Market circuit breakers in the United States, a far more mature market, would stop trading after a decline of 20 percent.
In short, last week’s equities selloff by investors was a vote of no confidence in Beijing’s ability to manage its economy, currency, and markets.
Last year’s stock market collapse could be partially pinned to a massive correction following state-mandated SOE debt-to-equity transfer, which was somewhat decoupled from underlying economics.
The 2016 Chinese market gyrations has everything to do with the underlying economy, and its consequences could be exponentially more dangerous given the precarious states of other markets including emerging markets/high-yield debt, natural resources, and commodities.
Some mainstream analysts are starting to imagine life with a sharp China slowdown.
Fitch Ratings says growths of 2.3 percent during 2016–2018—a scenario that some analysts, including UK’s Lombard Street Research, believe is more accurate than official statistics—would herald “significant knock-on effects for emerging markets and global corporates.” While Fitch states that this scenario is hypothetical and doesn’t reflect its current expectations, such studies were nevertheless confined solely to economic “doomsayers” not long ago.
“Lower-for-longer in terms of growth, interest rates and commodity prices, could be the defining mantra of this decade for the major advanced economies if a Chinese shock scenario materializes,” Bill Warlick, Fitch’s Senior Director of Macro Credit Research, said in its study.
“Economic growth is slowing anyway, but the chances that the right measures are taken in time to control this process have decreased,” said Citigroup Chief Economist Willem Buiter in an interview with Dutch financial media FD.
Buiter is a China bear and has little confidence in the ability of Beijing to manage the crisis. “The people who have to support the transition process are Party leaders, few are economists.

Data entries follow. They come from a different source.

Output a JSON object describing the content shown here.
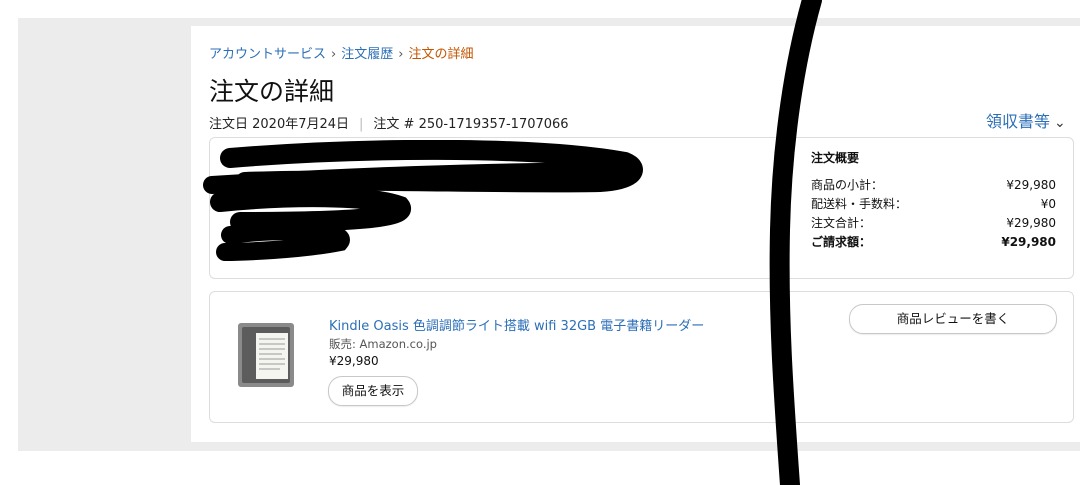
{
  "breadcrumb": {
    "item1": "アカウントサービス",
    "sep": "›",
    "item2": "注文履歴",
    "current": "注文の詳細"
  },
  "page": {
    "title": "注文の詳細",
    "order_date": "注文日 2020年7月24日",
    "order_number": "注文 # 250-1719357-1707066",
    "receipt_label": "領収書等"
  },
  "summary": {
    "heading": "注文概要",
    "rows": [
      {
        "label": "商品の小計：",
        "value": "¥29,980"
      },
      {
        "label": "配送料・手数料：",
        "value": "¥0"
      },
      {
        "label": "注文合計：",
        "value": "¥29,980"
      },
      {
        "label": "ご請求額：",
        "value": "¥29,980"
      }
    ]
  },
  "item": {
    "title": "Kindle Oasis 色調調節ライト搭載 wifi 32GB 電子書籍リーダー",
    "seller": "販売: Amazon.co.jp",
    "price": "¥29,980",
    "view_button": "商品を表示",
    "review_button": "商品レビューを書く"
  },
  "colors": {
    "link": "#2c6fb7",
    "current_breadcrumb": "#c45500",
    "background": "#ececec"
  }
}
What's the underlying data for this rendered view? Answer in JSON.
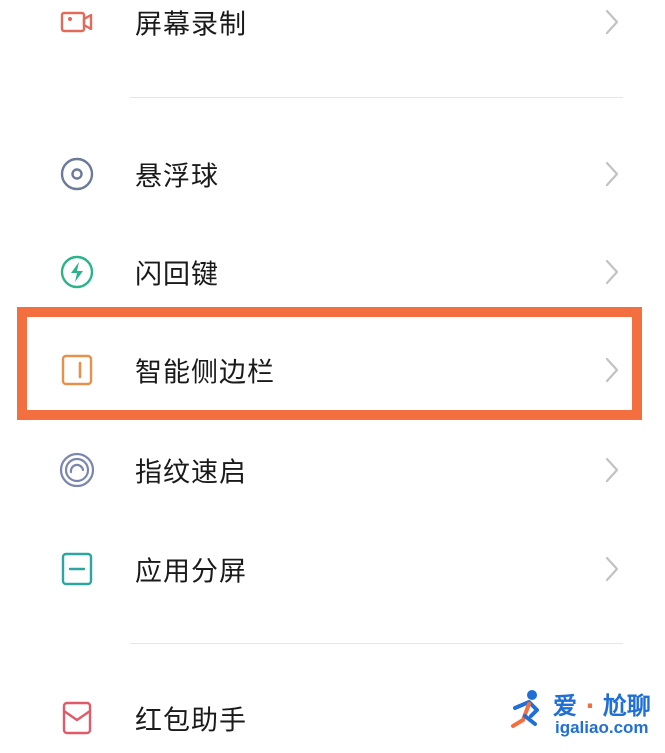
{
  "colors": {
    "highlight": "#f36f3f",
    "divider": "#e6e6e6",
    "chevron": "#c2c2c2"
  },
  "settings_items": [
    {
      "label": "屏幕录制",
      "icon": "screen-record-icon",
      "color": "#e26a5a"
    },
    {
      "label": "悬浮球",
      "icon": "floating-ball-icon",
      "color": "#6b7a99"
    },
    {
      "label": "闪回键",
      "icon": "flashback-key-icon",
      "color": "#2bb38a"
    },
    {
      "label": "智能侧边栏",
      "icon": "smart-sidebar-icon",
      "color": "#e6914a"
    },
    {
      "label": "指纹速启",
      "icon": "fingerprint-icon",
      "color": "#7a86ad"
    },
    {
      "label": "应用分屏",
      "icon": "split-screen-icon",
      "color": "#2ba6a0"
    },
    {
      "label": "红包助手",
      "icon": "red-envelope-icon",
      "color": "#e05a6a"
    }
  ],
  "highlighted_item": "智能侧边栏",
  "watermark": {
    "brand_left": "爱",
    "separator": "·",
    "brand_right": "尬聊",
    "url": "igaliao.com"
  }
}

And their economic advisers actually have little to no say. The Minister of Finance does not have a policy that performs. The same applies to the central bank,” he added.
“We will therefore see a greater impact on the world economy than what most people in their expectations for 2016 took into it.”
‘Confronting a Tsunami’
In Party leader Xi Jinping’s New Year’s address broadcast over state media, he said measures to restructure the economy are underway.
Whether China will welcome constructive—but extremely painful—reform is doubtful given the Party’s history. So far, changes have been minimal and involve propping up unviable state-owned enterprises instead of shutting them down, which will worsen, not fix, the fundamental issues.
The reason invariably lies in politics. The Party wants to maintain its tight grip on power, and while true reform will ensure a more stable future at the expense of the present, that also means it would jeopardize the Party’s authority. Deep, painful cuts will need to be made—to jobs, SOEs, and policies—in order to shift the economic growth mandate from the state to the consumer and the private sector, including small businesses.
But China’s inability to control market forces may soon force its hand.
“China’s policymakers are now confronting a tsunami of volatility the likes of which they’ve never seen and as a result confronting the reality that they can’t continue pouring state assets and resources to suppress every fire,” Georgetown Professor Arthur Dong told Forbes last week.
Time is running out, as some private enterprises are already beginning to collapse. In the southern commercial hub of Shenzhen, a string of smaller firms closed their doors in recent months, according to a Wall Street Journal report. On Dec. 28, 2015, hundreds of workers organized protests outside Shenzhen’s city government offices seeking compensation for unpaid wages.
Today, Beijing’s only saving grace is that Western companies are still pouring billions of foreign direct investment into China each year, thinking they can profit from China’s growth and consumer sector.
When that confidence evaporates—and it’s already wavering—the day of reckoning will not be far off.